The weekend and a bit beyond
Starts today (Jan. 8) at the Science Museum of Minnesota: Omnifest. The annual festival of larger-than-life adventures on the Omnitheater’s giant screen includes “Forces of Nature” (earthquakes, volcanic eruptions, tornadoes), “Humpback Whales,” “Jerusalem” (new this year), “Mysteries of the Great Lakes” (vistas, wildlife, shipwrecks, conservation efforts) and “Tropical Rainforest.” FMI including trailers, showtimes and tickets ($8 adults, $7 ages 4-12 and seniors). Ends March 3.
Tonight at Intermedia Arts: Second Annual Twin Cities Film Fest “Dance Flicks” Film Festival. Ten original dance films by Minnesota artists include Megan Mayer’s “Homage to Stagefright + Dusty Springfield,” Paul Virtucio’s “Broken Glass,” Becky Heist’s “Unforgiving Air” and Christopher Watson’s “Cabin Fever.” 7 p.m. FMI and tickets ($10 presale, $15 door, $10 students, seniors & kids under 12).
Tonight at Banfill-Locke Center for the Arts: Poets Michael Kiesow Moore and Michael Dennis Browne read from their latest works. Moore is author of the collection “What to Pray For.” Browne’s latest is “The Voices.” Refreshments follow the reading. 7:30 p.m. Free.
Tonight at Jazz Central: The Pete Whitman X-tet. What a band: Dave Milne, Pete Whitman, Dave Karr, Adam Rossmiller, Adam Meckler, Jeff Rinear, Laura Caviani, Graydon Peterson, Phil Hey, Dave Hagedorn. A local jazz Who’s Who, the X-tet will swing through mostly originals by members and friends. 9 p.m. $10 at the door.
Saturday at Snelling Lake Beach at Fort Snelling State Park: ARTathlon at Winter 4Play. Northern Lights.mn’s contribution to Winter 4Play – a playful day-long exploration of Minnesota’s most complained-about season – ARTathlon is an artist-created exercise course. Play giant Jenga with winter-specific handicaps at Meena Mangalvedhekar’s “KaChinga,” play ping-pong with mittens on at Peter Haaken Thompson’s “WinTTer,” try Robin Schwartzman’s “Arctic Golf.” Why should Vikings fans hog all the cold? Winner of a Knight Cities Challenge grant, Winter 4Play is a project of Make It. MSP. Other Winter4Play activities include a sauna, cross-country skiing and snowshoeing, ice fishing, winter bird watching, singing and dancing with the Coro Flamenco Street Choir, and hiking. 11 a.m. – 4 p.m.
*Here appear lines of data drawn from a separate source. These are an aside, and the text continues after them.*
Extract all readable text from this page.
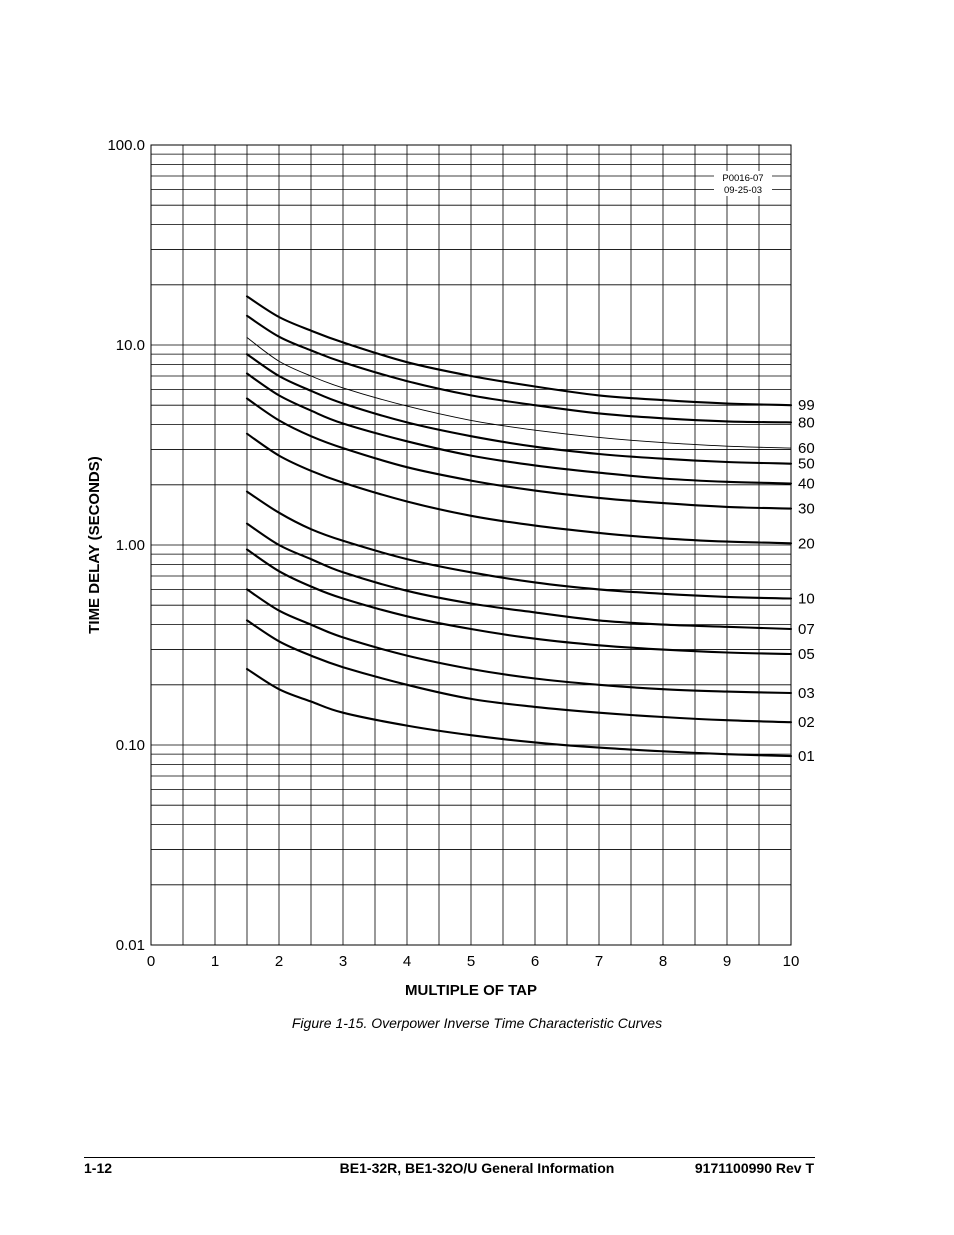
99
80
60
50
40
30
20
10
07
05
03
02
01
0	1	2	3	4	5	6	7	8	9	10
100.0
10.0
1.00
0.10
0.01
P0016-07
09-25-03
MULTIPLE OF TAP
TIME DELAY (SECONDS)
Figure 1-15. Overpower Inverse Time Characteristic Curves
1-12	BE1-32R, BE1-32O/U General Information	9171100990 Rev T
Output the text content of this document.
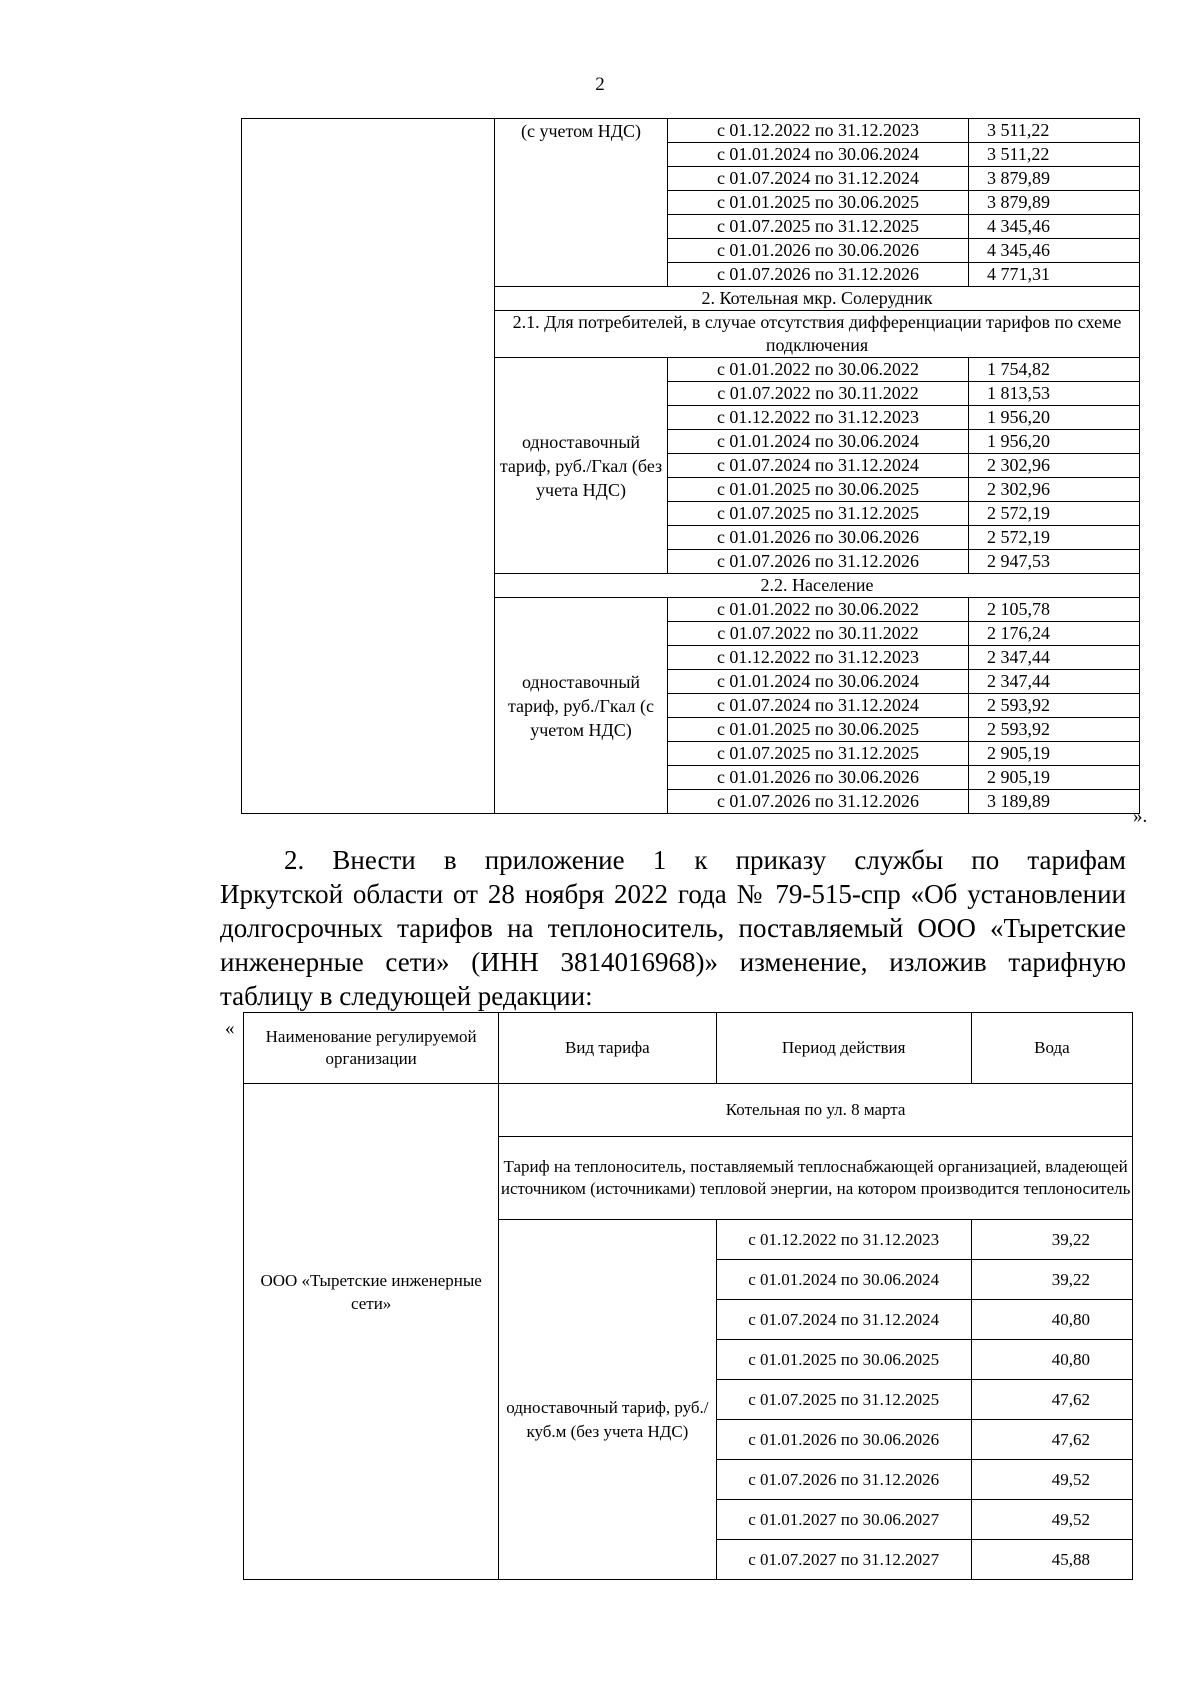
2
	(с учетом НДС)	с 01.12.2022 по 31.12.2023	3 511,22
		с 01.01.2024 по 30.06.2024	3 511,22
		с 01.07.2024 по 31.12.2024	3 879,89
		с 01.01.2025 по 30.06.2025	3 879,89
		с 01.07.2025 по 31.12.2025	4 345,46
		с 01.01.2026 по 30.06.2026	4 345,46
		с 01.07.2026 по 31.12.2026	4 771,31
	2. Котельная мкр. Солерудник		
	2.1. Для потребителей, в случае отсутствия дифференциации тарифов по схеме подключения		
	одноставочный тариф, руб./Гкал (без учета НДС)	с 01.01.2022 по 30.06.2022	1 754,82
		с 01.07.2022 по 30.11.2022	1 813,53
		с 01.12.2022 по 31.12.2023	1 956,20
		с 01.01.2024 по 30.06.2024	1 956,20
		с 01.07.2024 по 31.12.2024	2 302,96
		с 01.01.2025 по 30.06.2025	2 302,96
		с 01.07.2025 по 31.12.2025	2 572,19
		с 01.01.2026 по 30.06.2026	2 572,19
		с 01.07.2026 по 31.12.2026	2 947,53
	2.2. Население		
	одноставочный тариф, руб./Гкал (с учетом НДС)	с 01.01.2022 по 30.06.2022	2 105,78
		с 01.07.2022 по 30.11.2022	2 176,24
		с 01.12.2022 по 31.12.2023	2 347,44
		с 01.01.2024 по 30.06.2024	2 347,44
		с 01.07.2024 по 31.12.2024	2 593,92
		с 01.01.2025 по 30.06.2025	2 593,92
		с 01.07.2025 по 31.12.2025	2 905,19
		с 01.01.2026 по 30.06.2026	2 905,19
		с 01.07.2026 по 31.12.2026	3 189,89
».
2. Внести в приложение 1 к приказу службы по тарифам
Иркутской области от 28 ноября 2022 года № 79-515-спр «Об установлении
долгосрочных тарифов на теплоноситель, поставляемый ООО «Тыретские
инженерные сети» (ИНН 3814016968)» изменение, изложив тарифную
таблицу в следующей редакции:
« Наименование регулируемой организации	Вид тарифа	Период действия	Вода
ООО «Тыретские инженерные сети»	Котельная по ул. 8 марта		
	Тариф на теплоноситель, поставляемый теплоснабжающей организацией, владеющей источником (источниками) тепловой энергии, на котором производится теплоноситель		
	одноставочный тариф, руб./куб.м (без учета НДС)	с 01.12.2022 по 31.12.2023	39,22
		с 01.01.2024 по 30.06.2024	39,22
		с 01.07.2024 по 31.12.2024	40,80
		с 01.01.2025 по 30.06.2025	40,80
		с 01.07.2025 по 31.12.2025	47,62
		с 01.01.2026 по 30.06.2026	47,62
		с 01.07.2026 по 31.12.2026	49,52
		с 01.01.2027 по 30.06.2027	49,52
		с 01.07.2027 по 31.12.2027	45,88
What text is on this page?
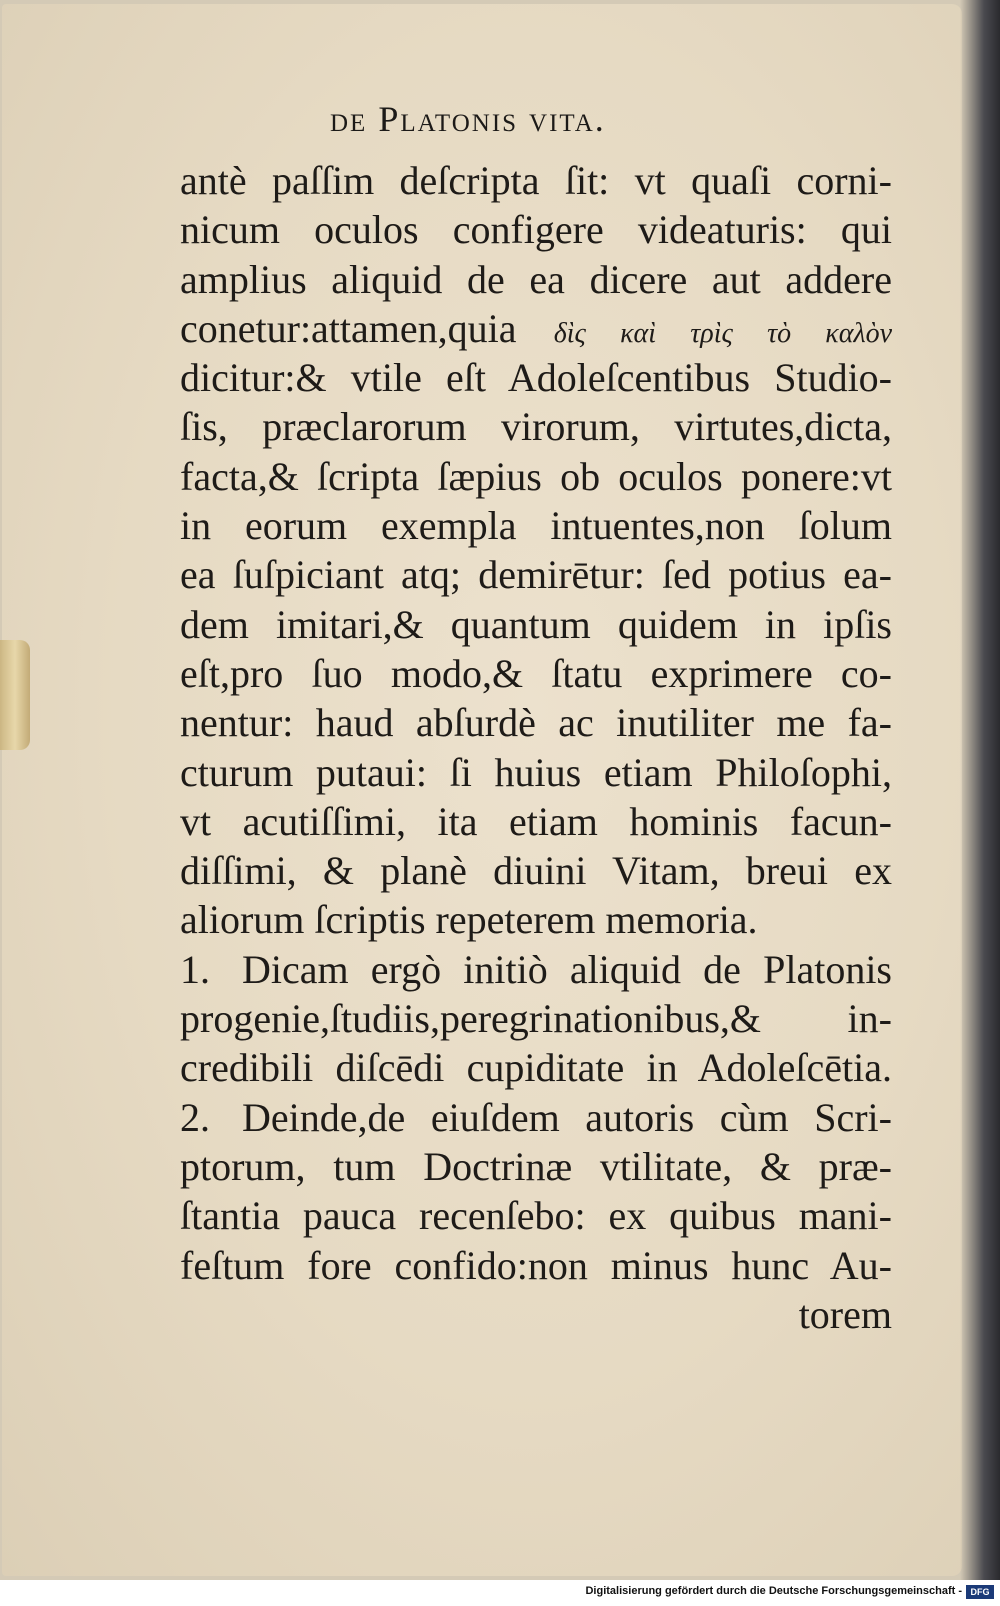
de Platonis vita.
antè paſſim deſcripta ſit: vt quaſi corni-
nicum oculos configere videaturis: qui
amplius aliquid de ea dicere aut addere
conetur:attamen,quia δὶς καὶ τρὶς τὸ καλὸν
dicitur:& vtile eſt Adoleſcentibus Studio-
ſis, præclarorum virorum, virtutes,dicta,
facta,& ſcripta ſæpius ob oculos ponere:vt
in eorum exempla intuentes,non ſolum
ea ſuſpiciant atq; demirētur: ſed potius ea-
dem imitari,& quantum quidem in ipſis
eſt,pro ſuo modo,& ſtatu exprimere co-
nentur: haud abſurdè ac inutiliter me fa-
cturum putaui: ſi huius etiam Philoſophi,
vt acutiſſimi, ita etiam hominis facun-
diſſimi, & planè diuini Vitam, breui ex
aliorum ſcriptis repeterem memoria.
1. Dicam ergò initiò aliquid de Platonis
progenie,ſtudiis,peregrinationibus,& in-
credibili diſcēdi cupiditate in Adoleſcētia.
2. Deinde,de eiuſdem autoris cùm Scri-
ptorum, tum Doctrinæ vtilitate, & præ-
ſtantia pauca recenſebo: ex quibus mani-
feſtum fore confido:non minus hunc Au-
torem
Digitalisierung gefördert durch die Deutsche Forschungsgemeinschaft - DFG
FMI. Free.
Monday at the Bryant-Lake Bowl Theater: Cellular Cinema IX: Film from the Front Range. Experimental films from Colorado’s most populous region (we had to look that up), curated by Adam Sekuler, formerly of the MSP Film Society and now in the MFA program at the University of Colorado, Boulder. Doors at 6 p.m., films at 7. FMI and tickets ($6-$12 sliding scale).
Monday and Tuesday at the Playwrights’ Center: Rachel Jendrzejewski’s “Encyclopedia.” Part of the Ruth Easton New Play Series. An investigation of grief and the limits of language, with live music by Chris Hepola and Crystal Myslajek and two characters (Sun Mee Chomet and Megan Burns) whose names mean Moon. Directed by Emily Mendelsohn. Jandrzejewski is a Playwrights’ Center core writer. 7 p.m. Free, but RSVP.